Die Erwachsenen taten dem Jungen nur zu gern den Gefallen. Der Tierarzt und Andrea deshalb, weil sie auf Waldi & Co. stolz waren, Beate Breuer, weil sie spürte, dass dieses Tierheim ihrem Jungen sehr viel bedeutete. Außerdem war sie selbst ein Landkind und liebte alles, was kreuchte und fleuchte.
»Das ist ja eine beachtliche Einrichtung«, staunte sie, als sie den langgestreckten Bau betrachtete, über dessen Eingangstür ein prächtiges Schild angebracht war, auf dem der Name des Heims zu lesen war: Waldi & Co. – das Heim der glücklichen Tiere.
»Nun ja, es ist im Laufe der Zeit immer größer geworden«, räumte Andrea ein. »Ohne unseren guten Helmut Koster wäre die Arbeit kaum noch zu schaffen. Da ist er ja schon.«
Beate Breuer lernte den Tierpfleger kennen und fand den schlichten Mann mit den klaren Augen sofort sympathisch.
»Das freie Gelände haben wir erst später für unsere Tiere abgezäunt«, erklärte Dr. von Lehn. »Es erwies sich als nötig, unseren Schützlingen einen Auslauf zu gewähren. Wir haben ein Reh, Füchse, einen Hasen und noch andere Tiere, die wir nicht ständig im Stall oder im Käfig halten wollten.«
»Und das Liliputpferdchen?«, warf Beate gespannt ein, weil sie die wachsende Unruhe ihres Jungen deutlich spürte.
»Warten Sie, wir gehen ins Freigehege, Frau Breuer.«
Kaum waren sie ins Freie getreten, trabte ihnen das winzige Pferd auch schon fröhlich schnaubend entgegen. Uwe ließ die Hand seiner Mutter los und umarmte seinen kleinen Freund.
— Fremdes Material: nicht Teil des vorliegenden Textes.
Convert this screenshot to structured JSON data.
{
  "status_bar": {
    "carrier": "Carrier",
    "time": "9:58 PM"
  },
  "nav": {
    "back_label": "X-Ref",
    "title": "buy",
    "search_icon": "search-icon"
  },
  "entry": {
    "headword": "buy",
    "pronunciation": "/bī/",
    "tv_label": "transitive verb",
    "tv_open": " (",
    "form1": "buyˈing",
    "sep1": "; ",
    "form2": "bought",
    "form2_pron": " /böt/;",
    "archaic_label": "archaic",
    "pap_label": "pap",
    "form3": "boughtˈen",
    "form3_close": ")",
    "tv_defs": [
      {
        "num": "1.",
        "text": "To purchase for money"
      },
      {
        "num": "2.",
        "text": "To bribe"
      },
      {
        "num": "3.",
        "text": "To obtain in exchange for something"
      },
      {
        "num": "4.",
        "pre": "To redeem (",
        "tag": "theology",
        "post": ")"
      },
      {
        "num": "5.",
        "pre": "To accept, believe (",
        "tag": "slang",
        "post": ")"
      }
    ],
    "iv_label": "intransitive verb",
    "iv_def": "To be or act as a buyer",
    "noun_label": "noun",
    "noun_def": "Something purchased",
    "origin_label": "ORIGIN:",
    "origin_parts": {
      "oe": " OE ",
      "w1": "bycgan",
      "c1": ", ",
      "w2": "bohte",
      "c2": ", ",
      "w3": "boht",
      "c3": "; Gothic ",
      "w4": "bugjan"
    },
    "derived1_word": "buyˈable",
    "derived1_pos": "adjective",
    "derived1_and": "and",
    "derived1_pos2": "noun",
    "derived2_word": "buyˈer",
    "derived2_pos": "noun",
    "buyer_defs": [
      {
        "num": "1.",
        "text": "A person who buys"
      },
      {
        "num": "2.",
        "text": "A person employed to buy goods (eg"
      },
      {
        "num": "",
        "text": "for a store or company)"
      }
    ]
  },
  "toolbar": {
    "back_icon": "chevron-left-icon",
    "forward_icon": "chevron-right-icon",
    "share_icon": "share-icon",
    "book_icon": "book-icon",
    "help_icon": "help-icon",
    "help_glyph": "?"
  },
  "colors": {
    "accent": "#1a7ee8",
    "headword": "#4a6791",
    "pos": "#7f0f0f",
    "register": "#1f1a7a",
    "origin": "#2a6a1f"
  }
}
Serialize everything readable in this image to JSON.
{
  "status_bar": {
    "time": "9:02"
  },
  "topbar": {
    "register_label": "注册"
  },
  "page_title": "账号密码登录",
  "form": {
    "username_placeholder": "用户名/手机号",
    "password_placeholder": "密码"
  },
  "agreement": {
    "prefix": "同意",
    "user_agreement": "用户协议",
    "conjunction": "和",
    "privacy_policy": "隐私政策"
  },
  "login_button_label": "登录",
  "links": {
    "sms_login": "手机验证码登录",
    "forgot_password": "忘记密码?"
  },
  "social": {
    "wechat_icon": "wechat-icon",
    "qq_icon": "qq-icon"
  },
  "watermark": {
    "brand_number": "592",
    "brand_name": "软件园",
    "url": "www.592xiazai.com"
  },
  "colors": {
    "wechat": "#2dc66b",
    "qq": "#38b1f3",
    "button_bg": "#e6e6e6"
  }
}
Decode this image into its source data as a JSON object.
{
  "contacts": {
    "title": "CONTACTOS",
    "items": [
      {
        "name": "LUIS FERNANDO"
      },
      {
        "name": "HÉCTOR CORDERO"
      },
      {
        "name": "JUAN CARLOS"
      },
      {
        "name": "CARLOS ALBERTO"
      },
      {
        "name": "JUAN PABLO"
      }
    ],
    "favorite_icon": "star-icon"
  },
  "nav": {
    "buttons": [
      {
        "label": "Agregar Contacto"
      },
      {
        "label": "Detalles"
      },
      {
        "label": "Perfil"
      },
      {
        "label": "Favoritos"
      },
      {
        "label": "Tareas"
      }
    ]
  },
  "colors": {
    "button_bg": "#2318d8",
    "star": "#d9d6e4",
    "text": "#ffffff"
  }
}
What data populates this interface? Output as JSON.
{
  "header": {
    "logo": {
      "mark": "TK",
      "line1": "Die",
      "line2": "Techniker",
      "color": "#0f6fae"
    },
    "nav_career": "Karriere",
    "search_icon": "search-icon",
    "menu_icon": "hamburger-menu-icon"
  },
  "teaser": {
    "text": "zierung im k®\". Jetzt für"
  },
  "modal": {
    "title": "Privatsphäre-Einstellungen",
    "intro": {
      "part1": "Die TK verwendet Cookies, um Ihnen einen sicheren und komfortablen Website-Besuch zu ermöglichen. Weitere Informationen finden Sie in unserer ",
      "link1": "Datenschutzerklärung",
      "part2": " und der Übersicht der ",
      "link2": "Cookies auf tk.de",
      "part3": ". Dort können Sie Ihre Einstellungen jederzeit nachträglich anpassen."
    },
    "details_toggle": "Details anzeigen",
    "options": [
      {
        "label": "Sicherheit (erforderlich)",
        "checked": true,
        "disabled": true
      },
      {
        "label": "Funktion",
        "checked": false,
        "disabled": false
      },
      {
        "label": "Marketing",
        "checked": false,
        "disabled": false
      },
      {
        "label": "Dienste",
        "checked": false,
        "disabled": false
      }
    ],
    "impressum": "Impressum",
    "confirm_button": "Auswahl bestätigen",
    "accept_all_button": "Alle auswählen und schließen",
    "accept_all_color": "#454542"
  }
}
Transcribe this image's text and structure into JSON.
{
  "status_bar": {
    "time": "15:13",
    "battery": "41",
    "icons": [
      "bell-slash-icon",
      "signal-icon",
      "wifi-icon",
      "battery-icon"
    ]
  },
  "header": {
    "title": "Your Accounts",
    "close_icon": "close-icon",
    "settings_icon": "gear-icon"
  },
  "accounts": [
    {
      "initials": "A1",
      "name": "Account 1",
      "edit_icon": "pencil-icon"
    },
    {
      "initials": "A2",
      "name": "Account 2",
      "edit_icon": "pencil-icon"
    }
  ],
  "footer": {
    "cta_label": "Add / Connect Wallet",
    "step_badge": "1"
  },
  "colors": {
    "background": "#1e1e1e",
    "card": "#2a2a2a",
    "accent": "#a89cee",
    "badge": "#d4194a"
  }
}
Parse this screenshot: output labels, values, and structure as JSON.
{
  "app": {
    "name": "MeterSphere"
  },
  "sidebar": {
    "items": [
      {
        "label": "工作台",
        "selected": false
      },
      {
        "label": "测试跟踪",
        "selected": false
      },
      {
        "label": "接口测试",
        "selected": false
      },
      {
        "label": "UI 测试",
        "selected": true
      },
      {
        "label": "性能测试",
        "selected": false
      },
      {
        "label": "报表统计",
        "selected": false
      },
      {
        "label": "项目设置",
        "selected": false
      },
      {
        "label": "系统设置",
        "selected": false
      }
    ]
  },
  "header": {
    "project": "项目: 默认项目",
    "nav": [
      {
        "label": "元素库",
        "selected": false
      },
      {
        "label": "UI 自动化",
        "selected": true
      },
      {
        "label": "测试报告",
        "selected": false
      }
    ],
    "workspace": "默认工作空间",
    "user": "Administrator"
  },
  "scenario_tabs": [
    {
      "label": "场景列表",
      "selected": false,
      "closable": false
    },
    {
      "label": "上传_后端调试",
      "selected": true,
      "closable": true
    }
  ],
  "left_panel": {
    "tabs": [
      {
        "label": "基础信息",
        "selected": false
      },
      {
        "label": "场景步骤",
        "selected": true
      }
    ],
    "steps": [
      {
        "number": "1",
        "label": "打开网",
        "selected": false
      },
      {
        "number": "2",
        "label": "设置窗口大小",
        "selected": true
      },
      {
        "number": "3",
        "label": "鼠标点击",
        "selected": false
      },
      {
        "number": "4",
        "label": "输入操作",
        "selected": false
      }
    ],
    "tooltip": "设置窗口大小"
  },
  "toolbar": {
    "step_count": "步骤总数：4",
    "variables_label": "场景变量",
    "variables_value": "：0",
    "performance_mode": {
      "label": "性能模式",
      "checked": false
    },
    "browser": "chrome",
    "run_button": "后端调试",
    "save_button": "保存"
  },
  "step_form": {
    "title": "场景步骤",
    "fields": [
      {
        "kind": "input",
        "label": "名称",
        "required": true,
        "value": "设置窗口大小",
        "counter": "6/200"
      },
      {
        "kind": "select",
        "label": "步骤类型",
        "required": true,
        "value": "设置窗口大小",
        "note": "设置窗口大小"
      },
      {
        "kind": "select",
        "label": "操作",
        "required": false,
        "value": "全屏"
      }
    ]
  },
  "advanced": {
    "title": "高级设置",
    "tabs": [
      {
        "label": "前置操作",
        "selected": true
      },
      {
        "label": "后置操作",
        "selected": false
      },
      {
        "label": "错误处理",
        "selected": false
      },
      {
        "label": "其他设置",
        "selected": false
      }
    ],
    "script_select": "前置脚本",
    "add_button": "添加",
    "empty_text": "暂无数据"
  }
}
»Das ist Billy, Mutti. Ist er nicht wunderhübsch? Glaubst du, wir könnten ihn später mitnehmen auf den Heidehof?«
Beate war verwirrt. »Frau von Lehn wird ihn behalten wollen, Uwe. Er fühlt sich hier zwischen den anderen Tieren sicherlich sehr glücklich und würde nur Heimweh bekommen.«
»Tante Andrea schafft es ja doch nicht mit der Zucht. Aber wir zwei könnten es machen, Mutti. Man kann mit diesen kleinen Pferden viel Geld verdienen. Billy ist nämlich sehr wertvoll – nicht wahr, Onkel Hans-Joachim?«
»Du hast recht, die Liliputpferdchen steigen im Wert, je kleiner sie sind, Junge. Eine Zucht könnte unter Umständen auf die Dauer recht lohnend werden. Aber es gehören Geduld und Fleiß dazu. Und in gewisser Weise bleibt eine Tierzucht zunächst immer ein Experiment.«
»Auf Experimente können wir uns in unserer jetzigen Lage wirklich nicht einlassen, Uwe«, seufzte Beate und fuhr mit der Hand über die Kruppe des kleinen Hengstes, der zutraulich den Kopf hin und her bewegte, als erkenne er in ihr die Mutter seines Freundes Uwe.
»Schade! Es wäre ja auch die große Frage, ob Tante Andrea Billy überhaupt hergeben würde. Du – schau mal, Mutti – das ist Mumps, der Igel.«
Eben kam Mumps, der Stammgast des Tierheims durch eine Zaunlücke getrippelt. Er wirkte sehr beschäftigt und strebte zielsicher dem für ihn aufgestellten Teller zu.
»Da kommt ein zweiter Igel«, rief Andrea leise aus. »Das ist sicher eine Igeldame. Unser Mumps will es meiner Betti gleichtun und wandelt auf Freiersfüßen.«
»Woran willst du eigentlich erkennen, dass es eine Igelin ist, Andrea?«, spöttelte der Tierarzt. »Ich bin zwar vom Fach, aber ich kann das im Augenblick wirklich nicht unterscheiden. Ich sehe nur Stacheln.«
»Das habe ich im Gefühl«, antwortete Andrea mit großer Bestimmtheit.
»Du denkst eben immer nur an die Liebe.« Hans-Joachim lachte so laut, dass die beiden Igel die Köpfe hoben und ihn vorwurfsvoll anblickten, ehe sie sich wieder ihrem Futter zuwandten.